One of the feedback elements concerned the lack of creativity in my approach. Could you please comment on how to be creative in a process that I understand as highly structured and formatted?
My post on Intuition and Structured Problem Solving covers many of these points, but I will elaborate a little further. Creativity in a case interview comes from one of three places:
1) Creativity in intuitively figuring out a hypothesis early in a case
I have covered this elsewhere, so I won’t cover it here.
2) Creativity in how to analyze a case
For example: You have a case where you have two options to solve the case, and both options seem like they could work. You can often use a creative analysis to figure out which one is better.
So let’s say you have a situation to increase sales and you know you can do it by raising prices or by increasing sales volume or market share. Mathematically, both could work. And in your business analysis, there is room to raise prices or room in the market to grow market share.
So which one should the client do?
Well, one way is to creatively use an estimation question to size how much of a price increase would be needed to achieve the goal or how much of volume increase would be needed, and figure out which number seems more achievable in the context of the case.
Creatively use estimating and “sizing” to figure out how much impact a particular option may have, and then incorporate the answer into the case.
3) The final way that comes to mind in being creative is in how to get data.
For example, I had a case from Bain where the year was supposed to be 1980, the client was Motorola, and they want to know if there is going to be a market for the cell phone. So you can’t use any personal experience, you have to use the data available in 1980 to figure out and prove whether a market could exist for cell phones over the next 50 years.
So at one point in the case, the interviewer said, “Let’s fast forward three years. The company decides to proceed with this mobile phone technology, and they have sales data now for three years. The results are not very impressive. They are thinking of killing the project due to slow sales. How would you prove that this was a bad idea?”

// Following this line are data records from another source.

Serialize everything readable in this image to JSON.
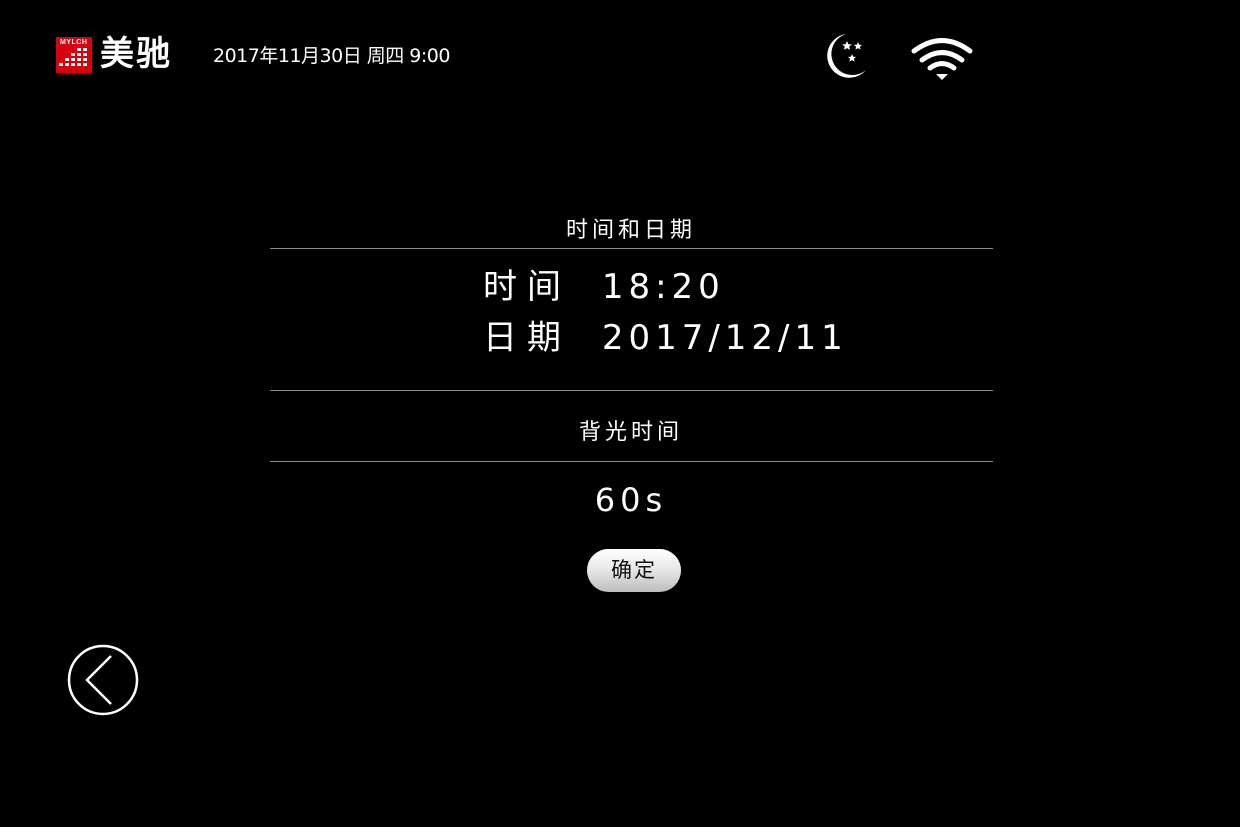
{
  "header": {
    "logo_small_text": "MYLCH",
    "brand_name": "美驰",
    "datetime": "2017年11月30日 周四 9:00",
    "icons": {
      "night_mode": "moon-stars-icon",
      "wifi": "wifi-icon"
    }
  },
  "time_date_section": {
    "title": "时间和日期",
    "time_label": "时间",
    "time_value": "18:20",
    "date_label": "日期",
    "date_value": "2017/12/11"
  },
  "backlight_section": {
    "title": "背光时间",
    "value": "60s"
  },
  "actions": {
    "confirm_label": "确定",
    "back_icon": "chevron-left-circle-icon"
  },
  "colors": {
    "background": "#000000",
    "brand_red": "#d7000f",
    "text": "#ffffff",
    "divider": "#8a8a8a"
  }
}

So fundamentally this is a “how do you get data/when data is hard to get” type question. By the way, after you get a job offer, it is this aspect of consulting where you spend an awful lot of your time — how to get data when the most obvious data does not exist.

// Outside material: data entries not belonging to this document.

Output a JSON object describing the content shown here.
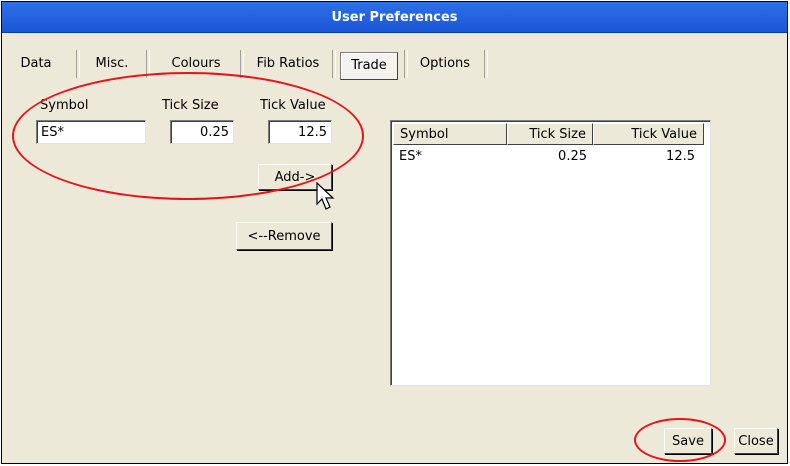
{
  "window": {
    "title": "User Preferences"
  },
  "tabs": [
    {
      "label": "Data"
    },
    {
      "label": "Misc."
    },
    {
      "label": "Colours"
    },
    {
      "label": "Fib Ratios"
    },
    {
      "label": "Trade"
    },
    {
      "label": "Options"
    }
  ],
  "form": {
    "symbol_label": "Symbol",
    "ticksize_label": "Tick Size",
    "tickvalue_label": "Tick Value",
    "symbol_value": "ES*",
    "ticksize_value": "0.25",
    "tickvalue_value": "12.5",
    "add_label": "Add->",
    "remove_label": "<--Remove"
  },
  "list": {
    "columns": [
      "Symbol",
      "Tick Size",
      "Tick Value"
    ],
    "rows": [
      {
        "symbol": "ES*",
        "tick_size": "0.25",
        "tick_value": "12.5"
      }
    ]
  },
  "footer": {
    "save_label": "Save",
    "close_label": "Close"
  },
  "annotations": {
    "highlight_color": "#e8141c"
  }
}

So in my head, I was thinking, “So we have three years of sales data. The client thinks sales are lousy because it is lower than what they were hoping for… but how do we objectively know if sales were good or bad? I mean, I don’t have anything to compare against.
“I can compare it against the last three years, so % growth seems reasonable. But the sales are nowhere near the volume needed to make the massive investment needed worthwhile. So geez, is this just a perception that sales are poor or are sales genuinely poor? How do I tell?
“I need something to compare it against to objectively determine this. Well, what data do I have access to that can tell me whether the third year of sales for a new technology called a cell phone is objectively good or bad?”
The “creative” solution I considered was looking at unit sales for cell phones in the first three years vs. the unit sales of other new technologies in their first three years — radio, television sets, fax machine, microwave, etc.
I could compare unit sales in the first few years of these new technologies, or I could compare % of total U.S. population adopting the new technology in the first three years.
So it turns out this was exactly right, and based on the data the interviewer provided, cell phone sales were actually quite good. Out of ten technologies, cell phone sales in the first three years (expressed as a % of the U.S. population) exceeded seven out of ten other technologies that ended up being very successful over time.
This adoption curve data then allowed me to figure out in which year cell phone sales would reach sufficient volume to repay the massive investment required to bring it to market.
From that, I was able to figure out likely manufacturing costs relative to unit shipments (using the similar unit cost vs. unit volume ratios for other technologies), and forecast likely consumer price points, given those unit costs.
Actually, the person who gave me that case in my final round at Bain (which I did pass, incidentally) was Theresia GouwRanzetta, who is today one of the 50 most powerful women in Silicon Valley.
So that’s probably the most creative example I can think of. Analytically, I knew I needed something to compare the data against. (See my case interview frameworks handout and see the tips on the last page where I emphasize taking apiece of data and comparing it to something… always.) But nothing directly related was available to compare against… so I went with something that was indirectly related, which was a point of creativity on my part… and as I was scrambling for something that was close to or approximated the real data I wanted, I came up with the adoption curves of other consumer technologies as a proxy.